Politics can not be conducted in ignorance of the history and culture of other nations.
Wednesday, February 01, 2017
Trumpty Dumpty or Trumplestiltskin?
As the second week of the Trump presidency rolls on, the struggle ensues to make sense of the herky-jerky motion of the administration in power. So much frenetic activity has transpired to so little discernible constructive purpose that it is difficult to place the current political moment into a comprehensible framework. Two general pictures have begun to emerge among observers grappling with the problem of "Trumpology."
David Brooks of The New York Times exemplifies one side of this analytical divide. He sees the Trump administration as "incompetent" and worse than "amateurs." In his view, "the Trump administration is less a government than a small clique of bloggers and tweeters who are incommunicado with the people who actually help them get things done." Brooks does not completely acquit the Trumpites of bad intent. He calls them out for their ethnic nationalism and bigotry. But he attributes the chaos they have sown to inadvertent malpractice rather than nefarious design.
Though this view is eminently plausible, it is understandably contested by those who view Trumpian entropy with an even more jaundiced eye. This latter perspective is embodied by Yonatan Zunger, who blogs at Medium. Taking together all of the actions and statements of the Trump administration's first week, Zunger asks if they should be read as the trial balloon for a future coup against the democratic institutions of the U.S. government (funded by a recently acquired 19% share in Russia's state oil company). Where Brooks sees amateurism and incoherence, Zunger sees a "tight inner circle" that "is actively probing the means by which they can seize unchallenged power." All of the provocations (what Heather Richardson calls "shock events") of Trump's first days are not, in this view, arbitrary or unplanned, but are deliberate attempts to gauge the reactions of various federal agencies and to induce "dissent fatigue" in the wider public.
It is easy to see why Zunger's view is persuasive. It is difficult to believe that the denizens of the Trump administration, having risen so precipitously to such heights of power, could possibly be as incompetent as the tenor of their first weeks would suggest. If one eliminates that possibility, then fitting the observable facts into a pattern of malignant intent is the next natural choice.
Zunger's read cannot be dismissed as entirely far-fetched. Nor, it must be emphasized, are the two scenarios outlined by Zunger and Brooks necessarily mutually exclusive. It is entirely possible that the Trump administration (or different parts of it, to varying degrees respectively) are simultaneously deliberately anti-democratic and incoherently maladroit. Time and circumstance will tell which of these two Trumpological analyses is more accurate. Two things are clear from the outset, however.

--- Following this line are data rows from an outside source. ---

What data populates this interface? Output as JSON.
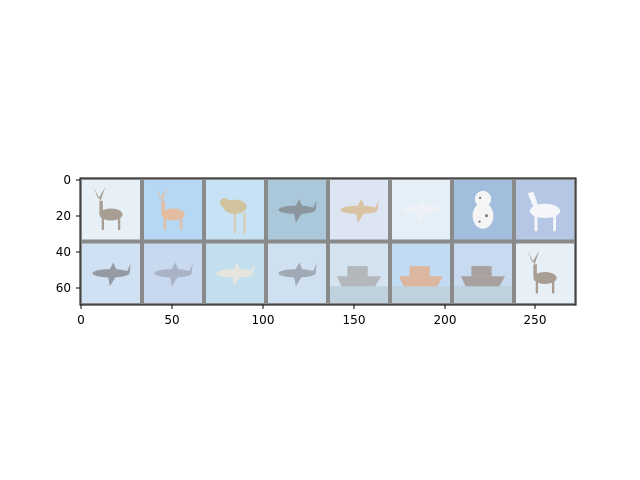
{
  "figure": {
    "x_ticks": [
      "0",
      "50",
      "100",
      "150",
      "200",
      "250"
    ],
    "y_ticks": [
      "0",
      "20",
      "40",
      "60"
    ]
  },
  "grid": {
    "rows": 2,
    "cols": 8,
    "tiles": [
      {
        "subject": "deer",
        "bg": "#dbe8f2",
        "fg": "#7a6a5a"
      },
      {
        "subject": "deer",
        "bg": "#8fc4ee",
        "fg": "#d69a6e"
      },
      {
        "subject": "bird",
        "bg": "#a9d3f0",
        "fg": "#b8a46a"
      },
      {
        "subject": "airplane",
        "bg": "#7fa9c6",
        "fg": "#4d5f6a"
      },
      {
        "subject": "airplane",
        "bg": "#c9d8ea",
        "fg": "#c7a472"
      },
      {
        "subject": "airplane",
        "bg": "#d6e6f5",
        "fg": "#e5eaf2"
      },
      {
        "subject": "dog",
        "bg": "#6f9dc9",
        "fg": "#f0f0f0"
      },
      {
        "subject": "horse",
        "bg": "#8fa9d9",
        "fg": "#eef1f6"
      },
      {
        "subject": "airplane",
        "bg": "#b9d2ee",
        "fg": "#5c6472"
      },
      {
        "subject": "airplane",
        "bg": "#a9c4e6",
        "fg": "#7b8aa6"
      },
      {
        "subject": "airplane",
        "bg": "#a3cde2",
        "fg": "#d8d8cc"
      },
      {
        "subject": "airplane",
        "bg": "#b5cfea",
        "fg": "#6d7d8d"
      },
      {
        "subject": "ship",
        "bg": "#bfd3e6",
        "fg": "#8a8f96"
      },
      {
        "subject": "ship",
        "bg": "#9ec8ec",
        "fg": "#c98f6a"
      },
      {
        "subject": "ship",
        "bg": "#a9c6e6",
        "fg": "#7c6e6e"
      },
      {
        "subject": "deer",
        "bg": "#dbe8f2",
        "fg": "#7a6a5a"
      }
    ]
  }
}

The first is that, whether they are blundering or scheming, their penchant for callousness and cruelty (and the pain they inflict) remains the same. Whether his travel ban order was a botched attempt to make good on a polemical campaign promise or a clever ruse in pursuit of unconstitutional power, Donald Trump knew it would cause misery and hardship to hundreds of people, and he did not care. However one slices it, Trump's politics incorporate a degree of sadism. His claims to political efficacy all revolve to one degree or another on the promise to make the "right" people (that is, the "wrong people" who don't hold the privilege of being deemed "real Americans") hurt.
The second clear imperative of the Trumpian moment is the urgent need for citizenship. In the end it will not matter whether or not Donald Trump's actions were taken with an eye toward unlimited power. The damage this mode of governance will do to our democratic institutions will be similar in the long run in either case. Citizens on all sides of the political spectrum must stand up and demand that Donald Trump govern in a way that does not sow anger, fear, and chaos, and that the rest of our government (the House, the Senate, the courts, the governors, the state legislatures) hold him accountable to that constraint. In the end, only our vigilance and active civic engagement can insure that our Republic will survive the length of Trump's tenure in office, whatever the truth may be about his intentions and competence.